Hongaarse muziek lijkt nergens op. Net zoals de Hongaarse taal. Temidden van slavische en romaanse volkeren vormen de Hongaren een cultureel eiland. Hun taal noch hun muziek vormen ook maar enige verwantschap met de omringende culturen. En zeg aan Hongaren niet dat zij in Oost-Europa wonen. Al 1000 jaar lang ligt Hongarije in het hart van Midden-Europa. Het is onvoorstelbaar dat deze taal en muziek al die eeuwen hun onafhankelijkheid hebben bewaard.

Hongaren zijn trots op hun land, volk en cultuur, chauvinistisch zelfs. Hongaren zijn hardwerkende mensen, zijn streng voor zichzelf en nemen het leven doorgaans zwaar op. Zelfs als ze dansen is dat een ernstige zaak: hoe moeilijker, hoe groter de uitdaging en een lachje kan er niet af. Lachen is überhaupt verdacht: "Als iemand lachend op je afkomt, wil hij je iets verkopen" is de heersende opvatting. Tenslotte hebben Hongaren veel te verduren gehad: veel armoede, een feodaal verleden, communistische onderdrukking, bijna alle oorlogen verloren, vaak voor de foute bondgenoot gekozen: dit alles stemt niet vrolijk. Dit noodlot klinkt door in de intonatie van de taal: een Hongaarse zin begint hoog, daalt snel naar laag en het grootste deel van de mededeling klinkt laag tot zeer laag, terwijl de volumeknop langzaam dichtgedraaid wordt. hetzelfde fenomeen zie je bij veel Hongaarse liederen.

Al deze ingrediënten zijn te herkennen in de Hongaarse dans en de Hongaarse muziek. Het leven is een ernstige zaak, een lied ook, de dans ook. Lijden, armoede, verdriet, overleven, strijden. Denk nou niet dat Hongaarse muziek niks aan is. Integendeel: de heftige emoties in de muziek zijn zeer meeslepend. Zij kunnen zich zowel uiten in zeer langzame klaagliederen, als in de meest opwindende zigeunercsárdás. Veel Hongaarse muziek klinkt weemoedig en veel Hongaren (en Nederlanders) vinden dat lekker. Samen snotteren en uithuilen, je verdriet eruit zingen, door samenzang je ongeluk delen. Hongaren zijn een zingend volk. Urenlang kunnen ze samen zingen. Dat kan (vooral 's nachts) leiden tot uitbundige en heftige emotionele muzikale uitbarstingen. Je kunt dit allemaal zelf meemaken bij een bezoek aan een Hongaars dansweekend in Hongarije, Luxemburg, Duitsland of Nederland.

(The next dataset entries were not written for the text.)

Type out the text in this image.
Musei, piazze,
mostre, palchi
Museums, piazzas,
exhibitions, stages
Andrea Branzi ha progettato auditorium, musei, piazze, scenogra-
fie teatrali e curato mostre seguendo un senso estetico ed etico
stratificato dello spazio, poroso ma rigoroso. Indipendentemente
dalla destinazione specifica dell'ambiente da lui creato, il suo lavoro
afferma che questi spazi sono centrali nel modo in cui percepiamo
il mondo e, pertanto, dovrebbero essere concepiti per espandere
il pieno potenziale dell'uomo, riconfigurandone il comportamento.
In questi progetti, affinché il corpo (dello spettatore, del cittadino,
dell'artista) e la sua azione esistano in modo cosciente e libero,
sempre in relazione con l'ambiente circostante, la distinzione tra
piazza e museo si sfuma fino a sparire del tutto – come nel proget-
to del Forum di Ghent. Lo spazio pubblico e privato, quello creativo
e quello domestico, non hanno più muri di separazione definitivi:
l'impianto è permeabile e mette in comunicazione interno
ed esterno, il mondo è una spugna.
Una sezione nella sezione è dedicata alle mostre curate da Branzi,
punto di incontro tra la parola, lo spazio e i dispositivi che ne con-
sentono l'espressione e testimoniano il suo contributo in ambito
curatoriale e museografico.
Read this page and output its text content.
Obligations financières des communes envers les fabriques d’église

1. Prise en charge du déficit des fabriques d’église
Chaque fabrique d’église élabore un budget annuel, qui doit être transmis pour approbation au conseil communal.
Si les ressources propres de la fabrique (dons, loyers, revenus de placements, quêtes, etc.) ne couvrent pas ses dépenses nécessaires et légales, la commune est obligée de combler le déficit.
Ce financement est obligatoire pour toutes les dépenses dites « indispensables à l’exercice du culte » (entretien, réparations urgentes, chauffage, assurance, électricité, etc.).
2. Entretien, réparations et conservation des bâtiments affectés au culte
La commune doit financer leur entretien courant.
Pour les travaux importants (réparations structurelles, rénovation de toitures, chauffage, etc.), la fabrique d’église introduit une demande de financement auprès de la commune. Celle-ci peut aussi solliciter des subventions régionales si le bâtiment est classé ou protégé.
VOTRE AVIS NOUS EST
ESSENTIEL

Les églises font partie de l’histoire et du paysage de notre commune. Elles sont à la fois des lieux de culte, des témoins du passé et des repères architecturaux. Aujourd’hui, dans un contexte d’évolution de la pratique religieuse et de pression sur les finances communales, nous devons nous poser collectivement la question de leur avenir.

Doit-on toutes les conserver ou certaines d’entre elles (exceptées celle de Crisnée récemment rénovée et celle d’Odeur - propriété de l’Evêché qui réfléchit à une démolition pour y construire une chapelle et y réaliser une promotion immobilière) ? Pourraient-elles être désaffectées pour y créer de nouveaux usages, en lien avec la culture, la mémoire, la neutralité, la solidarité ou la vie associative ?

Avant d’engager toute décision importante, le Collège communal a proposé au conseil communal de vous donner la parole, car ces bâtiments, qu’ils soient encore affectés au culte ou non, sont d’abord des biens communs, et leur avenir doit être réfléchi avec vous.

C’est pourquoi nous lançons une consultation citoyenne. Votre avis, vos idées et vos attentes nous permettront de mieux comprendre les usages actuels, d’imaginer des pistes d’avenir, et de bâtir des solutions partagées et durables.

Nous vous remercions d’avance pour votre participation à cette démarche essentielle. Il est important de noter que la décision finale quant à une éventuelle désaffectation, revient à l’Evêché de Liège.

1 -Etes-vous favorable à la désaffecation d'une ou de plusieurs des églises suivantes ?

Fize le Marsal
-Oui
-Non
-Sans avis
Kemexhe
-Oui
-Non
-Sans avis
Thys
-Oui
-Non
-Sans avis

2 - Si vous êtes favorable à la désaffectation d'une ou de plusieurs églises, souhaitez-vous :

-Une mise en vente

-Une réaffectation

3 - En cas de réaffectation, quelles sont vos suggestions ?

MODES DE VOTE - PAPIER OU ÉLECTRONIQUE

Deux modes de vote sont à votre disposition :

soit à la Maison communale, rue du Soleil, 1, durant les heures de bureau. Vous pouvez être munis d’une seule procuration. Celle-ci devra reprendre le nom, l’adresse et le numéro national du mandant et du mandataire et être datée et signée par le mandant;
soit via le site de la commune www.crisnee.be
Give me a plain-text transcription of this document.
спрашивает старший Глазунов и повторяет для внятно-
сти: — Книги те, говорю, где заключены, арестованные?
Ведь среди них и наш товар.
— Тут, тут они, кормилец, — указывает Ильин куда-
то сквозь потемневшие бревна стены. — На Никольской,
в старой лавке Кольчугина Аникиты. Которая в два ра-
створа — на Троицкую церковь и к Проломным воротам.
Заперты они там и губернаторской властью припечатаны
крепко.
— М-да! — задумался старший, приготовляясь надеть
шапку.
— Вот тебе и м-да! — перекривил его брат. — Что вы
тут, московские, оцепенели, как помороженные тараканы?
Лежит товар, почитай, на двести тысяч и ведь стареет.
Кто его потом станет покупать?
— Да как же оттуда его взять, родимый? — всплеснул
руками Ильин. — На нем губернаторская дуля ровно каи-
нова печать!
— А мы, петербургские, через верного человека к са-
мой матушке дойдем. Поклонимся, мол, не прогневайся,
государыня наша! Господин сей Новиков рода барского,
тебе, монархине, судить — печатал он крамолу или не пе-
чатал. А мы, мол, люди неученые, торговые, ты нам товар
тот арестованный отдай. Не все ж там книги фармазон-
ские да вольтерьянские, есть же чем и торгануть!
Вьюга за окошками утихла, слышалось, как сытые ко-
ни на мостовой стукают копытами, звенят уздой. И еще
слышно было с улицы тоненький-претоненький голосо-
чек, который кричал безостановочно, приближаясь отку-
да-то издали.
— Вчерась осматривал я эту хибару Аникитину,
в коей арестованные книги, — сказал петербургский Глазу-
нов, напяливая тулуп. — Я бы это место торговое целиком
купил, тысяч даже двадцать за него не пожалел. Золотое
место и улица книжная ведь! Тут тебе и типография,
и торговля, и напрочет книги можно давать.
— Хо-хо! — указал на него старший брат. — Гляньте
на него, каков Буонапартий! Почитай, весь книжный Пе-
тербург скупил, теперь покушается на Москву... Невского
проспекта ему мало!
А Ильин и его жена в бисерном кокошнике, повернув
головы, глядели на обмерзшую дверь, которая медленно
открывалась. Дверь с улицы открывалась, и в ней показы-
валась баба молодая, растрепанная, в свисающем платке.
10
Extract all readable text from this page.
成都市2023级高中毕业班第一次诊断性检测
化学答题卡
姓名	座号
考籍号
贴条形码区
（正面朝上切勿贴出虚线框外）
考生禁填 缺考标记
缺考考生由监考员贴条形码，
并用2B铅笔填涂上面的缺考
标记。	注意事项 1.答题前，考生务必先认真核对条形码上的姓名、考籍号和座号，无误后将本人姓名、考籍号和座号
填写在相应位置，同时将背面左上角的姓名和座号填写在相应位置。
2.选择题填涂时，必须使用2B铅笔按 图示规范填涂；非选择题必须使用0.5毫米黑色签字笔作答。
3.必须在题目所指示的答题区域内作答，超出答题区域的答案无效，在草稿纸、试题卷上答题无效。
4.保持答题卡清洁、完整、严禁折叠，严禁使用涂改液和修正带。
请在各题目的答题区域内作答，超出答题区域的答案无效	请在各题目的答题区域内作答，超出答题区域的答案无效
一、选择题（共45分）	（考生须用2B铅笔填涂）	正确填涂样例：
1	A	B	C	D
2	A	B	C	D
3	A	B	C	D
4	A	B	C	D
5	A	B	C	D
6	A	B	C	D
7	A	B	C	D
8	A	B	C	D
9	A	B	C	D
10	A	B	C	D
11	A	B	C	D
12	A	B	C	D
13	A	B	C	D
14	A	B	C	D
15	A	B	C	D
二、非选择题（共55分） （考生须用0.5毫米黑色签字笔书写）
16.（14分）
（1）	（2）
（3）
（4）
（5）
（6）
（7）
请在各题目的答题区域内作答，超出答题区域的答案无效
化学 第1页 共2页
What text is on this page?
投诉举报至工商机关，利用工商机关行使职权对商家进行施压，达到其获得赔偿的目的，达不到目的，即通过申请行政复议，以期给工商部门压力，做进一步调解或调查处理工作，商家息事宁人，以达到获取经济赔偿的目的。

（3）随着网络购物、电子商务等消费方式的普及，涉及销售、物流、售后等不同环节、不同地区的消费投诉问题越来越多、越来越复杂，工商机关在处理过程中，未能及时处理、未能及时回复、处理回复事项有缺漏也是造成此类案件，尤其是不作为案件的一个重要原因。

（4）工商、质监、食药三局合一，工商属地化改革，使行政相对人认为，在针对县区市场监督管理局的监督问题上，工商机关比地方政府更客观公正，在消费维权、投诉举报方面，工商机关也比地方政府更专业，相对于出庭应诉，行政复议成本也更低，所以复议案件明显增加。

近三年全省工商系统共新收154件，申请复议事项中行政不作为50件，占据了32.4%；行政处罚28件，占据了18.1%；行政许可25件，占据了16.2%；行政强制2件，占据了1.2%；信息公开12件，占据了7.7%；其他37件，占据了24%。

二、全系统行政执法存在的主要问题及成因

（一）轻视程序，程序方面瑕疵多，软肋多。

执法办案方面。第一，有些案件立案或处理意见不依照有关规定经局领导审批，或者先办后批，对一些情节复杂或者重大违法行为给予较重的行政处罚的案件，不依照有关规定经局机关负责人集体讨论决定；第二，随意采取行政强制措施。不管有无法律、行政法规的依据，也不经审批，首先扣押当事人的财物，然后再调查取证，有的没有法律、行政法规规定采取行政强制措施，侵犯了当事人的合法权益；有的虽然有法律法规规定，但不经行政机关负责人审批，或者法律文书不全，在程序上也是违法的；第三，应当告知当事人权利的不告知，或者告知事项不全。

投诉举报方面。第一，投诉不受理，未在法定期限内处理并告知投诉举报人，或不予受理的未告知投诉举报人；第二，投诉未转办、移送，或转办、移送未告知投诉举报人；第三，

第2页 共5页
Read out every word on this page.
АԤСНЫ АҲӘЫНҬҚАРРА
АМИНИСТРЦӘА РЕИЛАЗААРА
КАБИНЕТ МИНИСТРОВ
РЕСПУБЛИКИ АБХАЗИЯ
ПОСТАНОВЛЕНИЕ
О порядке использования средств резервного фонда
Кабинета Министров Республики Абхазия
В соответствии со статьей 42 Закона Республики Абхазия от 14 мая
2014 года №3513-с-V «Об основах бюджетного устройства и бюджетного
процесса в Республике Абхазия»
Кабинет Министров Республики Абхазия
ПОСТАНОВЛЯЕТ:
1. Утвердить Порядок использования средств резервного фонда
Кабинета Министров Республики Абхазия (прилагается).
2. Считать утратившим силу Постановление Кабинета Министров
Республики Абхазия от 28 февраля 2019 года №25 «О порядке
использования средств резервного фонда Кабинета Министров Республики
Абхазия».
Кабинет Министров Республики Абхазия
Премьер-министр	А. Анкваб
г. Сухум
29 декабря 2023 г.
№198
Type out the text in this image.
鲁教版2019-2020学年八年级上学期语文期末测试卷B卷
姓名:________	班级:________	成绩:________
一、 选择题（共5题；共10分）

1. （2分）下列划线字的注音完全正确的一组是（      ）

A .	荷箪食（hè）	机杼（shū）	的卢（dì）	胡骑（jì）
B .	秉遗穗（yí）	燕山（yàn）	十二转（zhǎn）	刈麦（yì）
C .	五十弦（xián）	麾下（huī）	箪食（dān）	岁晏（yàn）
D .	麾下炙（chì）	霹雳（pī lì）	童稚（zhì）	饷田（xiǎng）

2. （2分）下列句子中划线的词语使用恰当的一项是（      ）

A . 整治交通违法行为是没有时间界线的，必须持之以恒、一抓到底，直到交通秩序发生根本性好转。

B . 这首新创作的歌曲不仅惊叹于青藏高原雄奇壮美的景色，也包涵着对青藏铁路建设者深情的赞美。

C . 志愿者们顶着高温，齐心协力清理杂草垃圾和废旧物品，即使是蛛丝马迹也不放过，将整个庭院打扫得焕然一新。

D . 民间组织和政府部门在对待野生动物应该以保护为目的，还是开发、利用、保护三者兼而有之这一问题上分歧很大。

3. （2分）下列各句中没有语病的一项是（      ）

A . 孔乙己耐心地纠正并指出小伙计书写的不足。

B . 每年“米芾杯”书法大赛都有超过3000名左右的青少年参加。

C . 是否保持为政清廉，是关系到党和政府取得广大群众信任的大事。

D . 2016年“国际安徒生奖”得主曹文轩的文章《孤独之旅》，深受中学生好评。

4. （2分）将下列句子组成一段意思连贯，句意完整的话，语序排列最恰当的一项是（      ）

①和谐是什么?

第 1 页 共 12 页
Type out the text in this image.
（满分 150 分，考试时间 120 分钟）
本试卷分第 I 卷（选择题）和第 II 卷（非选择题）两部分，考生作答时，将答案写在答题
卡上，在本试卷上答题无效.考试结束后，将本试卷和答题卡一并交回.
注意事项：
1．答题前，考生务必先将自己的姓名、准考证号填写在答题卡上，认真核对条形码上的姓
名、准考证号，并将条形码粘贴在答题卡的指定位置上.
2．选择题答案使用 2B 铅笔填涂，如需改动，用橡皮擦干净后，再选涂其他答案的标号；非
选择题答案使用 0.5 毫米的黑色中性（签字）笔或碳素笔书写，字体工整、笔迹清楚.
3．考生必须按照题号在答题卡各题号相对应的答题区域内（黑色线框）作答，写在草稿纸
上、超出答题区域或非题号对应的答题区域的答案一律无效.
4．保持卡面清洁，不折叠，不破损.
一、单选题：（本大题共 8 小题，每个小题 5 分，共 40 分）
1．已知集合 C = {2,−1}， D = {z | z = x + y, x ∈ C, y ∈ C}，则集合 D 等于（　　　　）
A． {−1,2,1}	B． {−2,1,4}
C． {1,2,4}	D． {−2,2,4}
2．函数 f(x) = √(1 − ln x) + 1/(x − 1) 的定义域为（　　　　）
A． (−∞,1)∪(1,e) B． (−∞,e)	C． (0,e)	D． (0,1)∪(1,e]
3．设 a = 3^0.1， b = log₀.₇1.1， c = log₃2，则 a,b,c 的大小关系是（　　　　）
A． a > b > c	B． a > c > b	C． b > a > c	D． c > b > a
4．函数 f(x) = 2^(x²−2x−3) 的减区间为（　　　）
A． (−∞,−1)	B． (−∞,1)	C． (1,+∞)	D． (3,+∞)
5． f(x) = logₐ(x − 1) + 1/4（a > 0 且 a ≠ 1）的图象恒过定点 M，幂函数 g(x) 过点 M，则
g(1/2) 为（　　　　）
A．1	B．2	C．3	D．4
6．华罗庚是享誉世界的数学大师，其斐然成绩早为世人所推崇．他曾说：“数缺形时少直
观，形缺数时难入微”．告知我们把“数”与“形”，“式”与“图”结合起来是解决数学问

Ik zal wel nooit begrijpen waarom ik de Hongaarse muziek zo mooi vind. Maar mijn hart en mijn tranen begrijpen het wel. Hoe komt het toch dat die Hongaren zulke prachtige melodieën hebben. Prachtig en onverwoestbaar. Of ze nu door één persoon geneuried of gezongen worden dan wel door een zaal met 400 bruiloftsgasten. Of ze nu door een dun herdersfluitje (furulya) klinken of door een orkest van 40 strijkers. Of ze tergend langzaam dan wel opzwepend snel gespeeld worden: dezelfde melodie blijft een verfrissende, helende wonderkracht te bezitten.

Hongaarse dansen hebben veel eeuwenoude Midden- en West-Europese elementen bewaard. Deskundigen herkennen hofdansen uit de Middeleeuwen en de renaissance, zoals de quadrille (négyes). Mede dankzij een goede band tussen adel en de boeren, zijn hofdansen populair geworden bij het gewone volk. Ook de dans wordt gekenmerkt door ernst, perfectionisme, trots en schoonheid.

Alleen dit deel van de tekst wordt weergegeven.